Oran sighed. “Aye, suh.”
Gordon unlocked the door and opened it slowly, just enough to peek out into the corridor. Not only was the battle lantern on the Officer Country bulkhead out, but every other light on the middle level was as well, leaving the corridor in complete darkness except for the light from the stateroom’s lantern. It was quieter than he had ever heard on Roanoke. Something was terribly wrong. No submarine should be this quiet.
In the light that seeped out into the corridor, Gordon could see Ensign Van Lente’s body on the floor. He didn’t see Jefferson or Penwarden, but that didn’t mean anything. It would be easy enough for them to hide in the dark and wait for the two men to come out of the stateroom. They could be just a few feet away from him right now, cloaked in darkness, and he wouldn’t know it. He and Oran could be walking into a trap. In fact, chances were good that was exactly what would happen. The vampires, rougarou, or whatever they were didn’t strike him as the sort that would just give up after a short wait. But Gordon knew they had to risk it. They had to find the captain.
“Let’s go,” he whispered to Oran.
Gordon crept out into the dark corridor. He saw a trickle of light at the dead end of Officer Country, coming down the fore ladder from the captain’s egress above. He turned the other way, toward the open corridor, and thought he saw movement in the distance. He strained, trying to focus on the black-on-black shadows in the dark. Had he really seen anything? Or was his mind playing tricks on him, showing him a bogeyman everywhere he looked? Then, like a field of stars on a moonless night, multiple pairs of eyes turned his way—glowing eyes that seemed to reflect a light that wasn’t there.
“Oh, fuck,” Gordon muttered. He turned, grabbed Oran by the front of his coveralls, and swung him toward the nearby ladder. “Get moving! Go!”
Oran darted to the ladder, disappearing for a moment in a shadowy corner near the ladder’s foot, then scrambled up it to the top deck. Gordon kept his gaze on those glowing eyes. How many pairs were there? Four? Five? His fear made it hard to count. All he knew was that it was more than just Jefferson and Penwarden. He felt along the floor until he found Van Lente’s sidearm. Snatching it up, he aimed down the corridor at the shapes moving toward him in the dark, their eyes blazing with unearthly light. He squeezed the trigger over and over again until the slide locked open, the magazine empty.

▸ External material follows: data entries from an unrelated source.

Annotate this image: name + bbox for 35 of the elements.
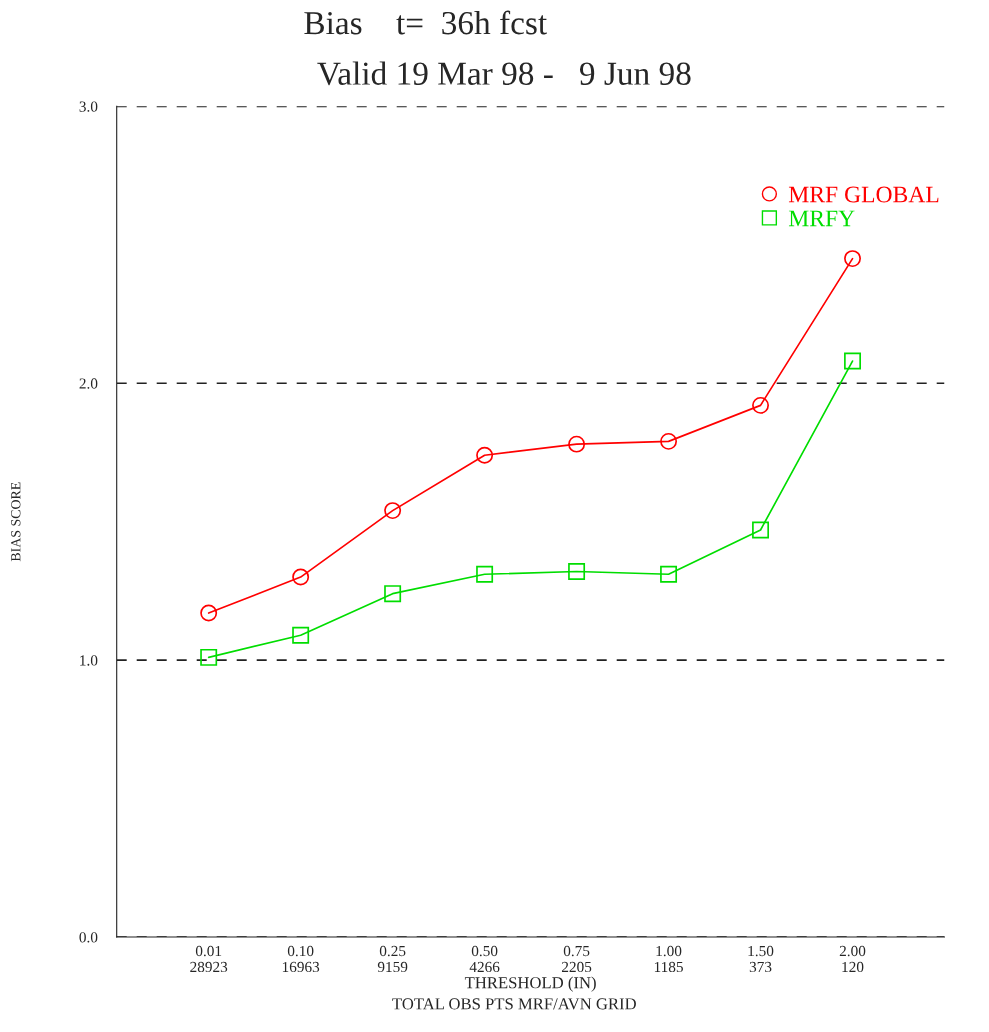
- point: [752, 396, 770, 414]
- x-tick-label: 0.01 28923: [190, 945, 228, 973]
- point: [568, 435, 586, 453]
- y-tick-label: 0.0: [79, 932, 98, 943]
- legend-label: MRFY: [788, 210, 855, 227]
- x-tick-label: 0.25 9159: [377, 945, 408, 973]
- point: [292, 568, 310, 586]
- point: [476, 565, 494, 583]
- point: [568, 563, 586, 580]
- x-tick-label: 1.00 1185: [654, 945, 683, 973]
- x-tick-label: 1.50 373: [748, 945, 774, 973]
- chart-subtitle: Valid 19 Mar 98 - 9 Jun 98: [317, 61, 691, 86]
- point: [752, 521, 770, 539]
- point: [384, 585, 402, 603]
- y-tick-label: 3.0: [79, 101, 98, 112]
- point: [292, 626, 310, 644]
- legend-label: MRF GLOBAL: [788, 186, 939, 203]
- point: [476, 446, 494, 464]
- x-tick-label: 0.10 16963: [282, 945, 320, 973]
- text: TOTAL OBS PTS MRF/AVN GRID: [392, 998, 636, 1010]
- y-tick-label: 2.0: [79, 378, 98, 389]
- x-tick-label: 0.75 2205: [561, 945, 592, 973]
- point: [660, 432, 678, 450]
- y-tick-label: 1.0: [80, 655, 98, 666]
- point: [200, 648, 218, 666]
- chart-title: Bias t= 36h fcst: [304, 10, 547, 35]
- point: [844, 352, 861, 370]
- point: [200, 604, 218, 622]
- x-axis-title: THRESHOLD (IN): [464, 976, 596, 992]
- y-axis-title: BIAS SCORE: [11, 482, 21, 562]
- point: [844, 250, 861, 268]
- point: [660, 565, 678, 583]
- x-tick-label: 0.50 4266: [469, 945, 500, 973]
- point: [384, 502, 402, 520]
- x-tick-label: 2.00 120: [839, 945, 866, 973]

He had to have hit them, but the shapes kept coming. He threw the gun down, turned, and ran for the fore ladder. He remembered the broken light in the mess at the start of it all, and the broken lights in the head later, and how no one had seen it happen either time. These things could move fast when they wanted to, he realized, but they were only toying with him now, letting him run, confident there was no escape. Well, fuck that. That was their mistake, not his. He grabbed the rungs and scaled the ladder faster than he ever had before. He had his back to the figures as he went up, leaving him vulnerable, but he couldn’t think about that. He just kept climbing as fast as he could. He heard their footsteps behind him, but he couldn’t tell how close they were. The sound was muffled by the pounding of his heart in his ears. Then he was up on the top level and in the captain’s egress.